Karena rasa malu nya, ayah Alea dan juga Mila, akhirnya memutuskan untuk pergi ke Bandung. Mereka tidak ingin membuat Alea dan juga Adila, terus terbebani dengan kondisi mereka.
Tapi, bukanya iba atau kasihan, Alea kembali marah pada ayahnya. Karena ayahnya sama sekali tidak memperdulikan dirinya dan juga adiknya, yang jelas-jelas adalah anak kandung nya sendiri, ayahnya malah pergi bersama dengan Mila dan juga Natan, yang sudah jelas bukan anak kandung nya.

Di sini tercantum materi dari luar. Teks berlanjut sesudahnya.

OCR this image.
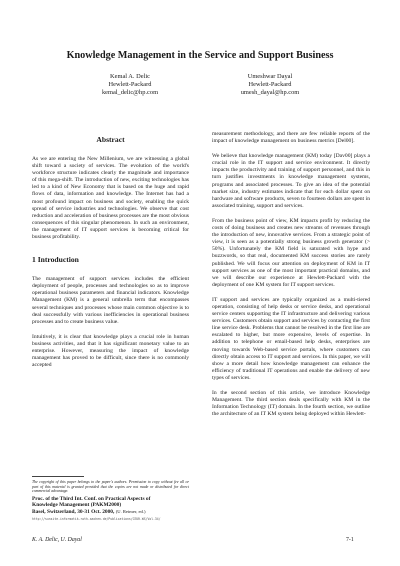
Knowledge Management in the Service and Support Business
Kemal A. Delic
Hewlett-Packard
kemal_delic@hp.com
Umeshwar Dayal
Hewlett-Packard
umesh_dayal@hp.com
Abstract

As we are entering the New Millenium, we are witnessing a global shift toward a society of services. The evolution of the world's workforce structure indicates clearly the magnitude and importance of this mega-shift. The introduction of new, exciting technologies has led to a kind of New Economy that is based on the huge and rapid flows of data, information and knowledge. The Internet has had a most profound impact on business and society, enabling the quick spread of service industries and technologies. We observe that cost reduction and acceleration of business processes are the most obvious consequences of this singular phenomenon. In such an environment, the management of IT support services is becoming critical for business profitability.

1 Introduction

The management of support services includes the efficient deployment of people, processes and technologies so as to improve operational business parameters and financial indicators. Knowledge Management (KM) is a general umbrella term that encompasses several techniques and processes whose main common objective is to deal successfully with various inefficiencies in operational business processes and to create business value.

Intuitively, it is clear that knowledge plays a crucial role in human business activities, and that it has significant monetary value to an enterprise. However, measuring the impact of knowledge management has proved to be difficult, since there is no commonly accepted

The copyright of this paper belongs to the paper's authors. Permission to copy without fee all or part of this material is granted provided that the copies are not made or distributed for direct commercial advantage.

Proc. of the Third Int. Conf. on Practical Aspects of

Knowledge Management (PAKM2000)

Basel, Switzerland, 30-31 Oct. 2000, (U. Reimer, ed.)

http://sunsite.informatik.rwth-aachen.de/Publications/CEUR-WS/Vol-34/

measurement methodology, and there are few reliable reports of the impact of knowledge management on business metrics [Del00].

We believe that knowledge management (KM) today [Dav00] plays a crucial role in the IT support and service environment. It directly impacts the productivity and training of support personnel, and this in turn justifies investments in knowledge management systems, programs and associated processes. To give an idea of the potential market size, industry estimates indicate that for each dollar spent on hardware and software products, seven to fourteen dollars are spent in associated training, support and services.

From the business point of view, KM impacts profit by reducing the costs of doing business and creates new streams of revenues through the introduction of new, innovative services. From a strategic point of view, it is seen as a potentially strong business growth generator (> 50%). Unfortunately the KM field is saturated with hype and buzzwords, so that real, documented KM success stories are rarely published. We will focus our attention on deployment of KM in IT support services as one of the most important practical domains, and we will describe our experience at Hewlett-Packard with the deployment of one KM system for IT support services.

IT support and services are typically organized as a multi-tiered operation, consisting of help desks or service desks, and operational service centers supporting the IT infrastructure and delivering various services. Customers obtain support and services by contacting the first line service desk. Problems that cannot be resolved in the first line are escalated to higher, but more expensive, levels of expertise. In addition to telephone or email-based help desks, enterprises are moving towards Web-based service portals, where customers can directly obtain access to IT support and services. In this paper, we will show a more detail how knowledge management can enhance the efficiency of traditional IT operations and enable the delivery of new types of services.

In the second section of this article, we introduce Knowledge Management. The third section deals specifically with KM in the Information Technology (IT) domain. In the fourth section, we outline the architecture of an IT KM system being deployed within Hewlett-

K. A. Delic, U. Dayal	7-1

Di rumah kontrakan yang sempit itu, kini Alea duduk bersama ayahnya, Mila dan juga Adila. Sejak tadi, ayah Alea hanya bisa tertunduk malu.
"Ayah harusnya jangan pernah ulangi kesalahan yang kedua kalinya, dan malah pergi gitu aja. Apa ayah ngga mikirin perasaan Lea?" tanya Alea dengan nada suara meninggi.
"Ayah lo bukan ngga peduli, tapi dia malu sa..."
"Lo diem! Gue ngga bicara sama lo!" bentak Alea, yang memotong pembicaraan Mila begitu saja.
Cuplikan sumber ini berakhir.